La concentration du pouvoir dans l’IA
S’il est approuvé, le plan de Musk à 1 000 milliards de dollars pourrait sceller la transformation de Tesla, d’un constructeur automobile en un conglomérat de l’IA à part entière. Les robots Optimus de l’entreprise accomplissent déjà des tâches limitées en usine. Mais Musk imagine des millions d’unités opérant dans le monde entier, avec des applications dans la logistique, la santé et les foyers.
La démarche de Musk s’inscrit dans une tendance croissante : des entreprises dirigées par des milliardaires remodèlent le travail, l’automatisation et les politiques en matière d’IA avec un contrôle minimal. Alors que l’intégration de l’IA s’accélère, les spécialistes de la gouvernance avertissent que la volonté de Musk d’obtenir une rémunération et un contrôle sans précédent constitue un cas d’école : jusqu’où des visionnaires privés peuvent-ils orienter la technologie mondiale, et dans quelle mesure la société est-elle prête à les laisser faire ?

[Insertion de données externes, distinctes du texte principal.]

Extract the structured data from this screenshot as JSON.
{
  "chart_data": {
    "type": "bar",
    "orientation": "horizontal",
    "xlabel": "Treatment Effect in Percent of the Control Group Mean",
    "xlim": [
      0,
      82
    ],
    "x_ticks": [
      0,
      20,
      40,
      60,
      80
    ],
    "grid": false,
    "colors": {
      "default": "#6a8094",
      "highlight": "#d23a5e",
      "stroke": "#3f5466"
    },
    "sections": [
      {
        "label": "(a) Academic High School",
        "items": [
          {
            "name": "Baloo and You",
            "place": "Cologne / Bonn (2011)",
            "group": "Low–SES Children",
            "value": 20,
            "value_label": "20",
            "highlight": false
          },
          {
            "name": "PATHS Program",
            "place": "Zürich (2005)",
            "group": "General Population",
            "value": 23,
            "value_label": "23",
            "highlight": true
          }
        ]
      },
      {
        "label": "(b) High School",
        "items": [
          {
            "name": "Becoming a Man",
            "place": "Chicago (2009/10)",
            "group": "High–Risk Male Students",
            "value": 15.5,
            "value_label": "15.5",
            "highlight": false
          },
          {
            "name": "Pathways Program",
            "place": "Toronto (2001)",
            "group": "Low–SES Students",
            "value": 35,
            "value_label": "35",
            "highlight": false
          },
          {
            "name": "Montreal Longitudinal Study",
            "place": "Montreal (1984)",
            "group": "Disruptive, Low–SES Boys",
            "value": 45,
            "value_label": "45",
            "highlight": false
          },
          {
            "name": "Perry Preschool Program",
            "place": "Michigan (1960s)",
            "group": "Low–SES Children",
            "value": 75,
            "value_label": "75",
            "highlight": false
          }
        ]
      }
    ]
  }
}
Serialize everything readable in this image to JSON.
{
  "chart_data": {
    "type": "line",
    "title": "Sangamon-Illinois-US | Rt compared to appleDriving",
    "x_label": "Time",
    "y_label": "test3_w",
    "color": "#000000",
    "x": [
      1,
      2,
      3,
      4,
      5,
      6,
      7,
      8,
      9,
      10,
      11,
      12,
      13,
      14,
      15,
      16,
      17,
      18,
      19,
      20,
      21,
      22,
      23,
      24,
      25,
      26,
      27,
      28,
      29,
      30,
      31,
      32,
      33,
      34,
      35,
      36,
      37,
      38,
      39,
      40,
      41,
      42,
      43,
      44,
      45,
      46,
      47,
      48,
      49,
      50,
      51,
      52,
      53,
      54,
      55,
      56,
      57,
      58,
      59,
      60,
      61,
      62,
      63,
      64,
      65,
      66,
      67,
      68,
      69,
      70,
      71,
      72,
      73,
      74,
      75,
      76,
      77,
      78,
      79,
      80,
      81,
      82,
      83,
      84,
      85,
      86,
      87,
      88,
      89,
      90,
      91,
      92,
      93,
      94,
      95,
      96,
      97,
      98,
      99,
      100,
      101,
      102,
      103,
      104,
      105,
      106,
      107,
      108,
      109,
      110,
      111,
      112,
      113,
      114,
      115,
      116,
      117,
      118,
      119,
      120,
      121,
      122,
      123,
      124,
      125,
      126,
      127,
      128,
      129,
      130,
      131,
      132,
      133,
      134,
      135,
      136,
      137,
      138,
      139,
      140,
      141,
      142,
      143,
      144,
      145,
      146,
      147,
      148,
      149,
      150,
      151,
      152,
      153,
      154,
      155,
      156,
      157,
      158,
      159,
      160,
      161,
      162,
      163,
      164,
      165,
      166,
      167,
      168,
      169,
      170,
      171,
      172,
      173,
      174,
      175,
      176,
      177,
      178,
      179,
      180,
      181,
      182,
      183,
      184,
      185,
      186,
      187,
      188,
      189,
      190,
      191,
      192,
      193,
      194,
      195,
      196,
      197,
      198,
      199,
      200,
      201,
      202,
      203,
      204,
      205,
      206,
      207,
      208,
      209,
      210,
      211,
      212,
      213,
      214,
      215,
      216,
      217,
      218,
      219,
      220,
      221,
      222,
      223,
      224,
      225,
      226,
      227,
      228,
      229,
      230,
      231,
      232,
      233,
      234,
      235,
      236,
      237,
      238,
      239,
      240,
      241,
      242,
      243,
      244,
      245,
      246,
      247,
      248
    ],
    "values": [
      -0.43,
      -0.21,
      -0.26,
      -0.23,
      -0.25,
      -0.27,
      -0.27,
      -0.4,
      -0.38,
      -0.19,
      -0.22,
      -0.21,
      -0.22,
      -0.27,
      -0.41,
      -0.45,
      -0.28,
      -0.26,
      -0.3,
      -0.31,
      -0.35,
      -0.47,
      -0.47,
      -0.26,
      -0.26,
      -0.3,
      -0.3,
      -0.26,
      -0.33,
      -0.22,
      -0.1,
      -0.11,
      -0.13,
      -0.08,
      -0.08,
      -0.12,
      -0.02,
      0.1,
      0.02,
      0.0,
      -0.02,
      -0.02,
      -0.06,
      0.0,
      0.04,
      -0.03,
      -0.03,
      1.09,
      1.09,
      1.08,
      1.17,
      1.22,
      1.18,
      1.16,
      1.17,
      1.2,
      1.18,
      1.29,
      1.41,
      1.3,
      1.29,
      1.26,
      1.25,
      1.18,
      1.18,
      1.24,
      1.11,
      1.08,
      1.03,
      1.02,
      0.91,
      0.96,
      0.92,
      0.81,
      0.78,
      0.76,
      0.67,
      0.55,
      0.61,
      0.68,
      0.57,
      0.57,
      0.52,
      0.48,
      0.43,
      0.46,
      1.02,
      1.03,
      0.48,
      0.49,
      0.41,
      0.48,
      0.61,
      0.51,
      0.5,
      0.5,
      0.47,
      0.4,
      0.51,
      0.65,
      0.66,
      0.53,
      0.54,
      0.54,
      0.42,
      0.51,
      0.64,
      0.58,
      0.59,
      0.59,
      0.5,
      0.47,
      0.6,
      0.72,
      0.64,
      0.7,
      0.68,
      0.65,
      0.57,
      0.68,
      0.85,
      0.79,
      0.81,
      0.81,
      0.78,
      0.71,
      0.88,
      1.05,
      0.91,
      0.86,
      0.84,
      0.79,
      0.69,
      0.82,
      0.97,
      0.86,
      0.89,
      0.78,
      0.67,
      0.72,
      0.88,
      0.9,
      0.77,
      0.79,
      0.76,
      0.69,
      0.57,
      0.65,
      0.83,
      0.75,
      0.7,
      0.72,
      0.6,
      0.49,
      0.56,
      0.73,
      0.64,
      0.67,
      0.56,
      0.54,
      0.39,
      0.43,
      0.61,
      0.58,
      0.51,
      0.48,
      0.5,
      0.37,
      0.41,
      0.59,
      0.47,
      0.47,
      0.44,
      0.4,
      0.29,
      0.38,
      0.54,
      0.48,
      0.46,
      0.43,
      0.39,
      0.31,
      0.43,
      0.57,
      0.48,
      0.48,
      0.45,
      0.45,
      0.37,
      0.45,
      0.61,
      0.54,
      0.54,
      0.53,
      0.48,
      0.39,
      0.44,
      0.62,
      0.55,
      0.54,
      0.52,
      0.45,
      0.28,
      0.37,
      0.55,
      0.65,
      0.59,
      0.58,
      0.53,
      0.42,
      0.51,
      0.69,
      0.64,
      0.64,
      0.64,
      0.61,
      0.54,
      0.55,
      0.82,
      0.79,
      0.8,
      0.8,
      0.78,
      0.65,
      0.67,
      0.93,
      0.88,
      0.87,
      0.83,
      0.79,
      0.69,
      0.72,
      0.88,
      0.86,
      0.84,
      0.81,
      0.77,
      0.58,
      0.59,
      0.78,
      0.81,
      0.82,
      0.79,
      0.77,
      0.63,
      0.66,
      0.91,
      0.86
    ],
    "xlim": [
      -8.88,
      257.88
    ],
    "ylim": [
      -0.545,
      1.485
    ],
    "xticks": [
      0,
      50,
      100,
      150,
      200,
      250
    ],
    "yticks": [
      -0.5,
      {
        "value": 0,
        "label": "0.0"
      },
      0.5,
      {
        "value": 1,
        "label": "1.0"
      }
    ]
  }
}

Le conseil d’administration de Tesla votera sur le projet de rémunération de Musk le 6 novembre.
En septembre, Tesla a annoncé avoir modifié sa stratégie d’entraînement pour Optimus. Au lieu de s’appuyer sur des combinaisons de capture de mouvements et la téléopération, Tesla s’oriente vers une approche fondée uniquement sur la vision.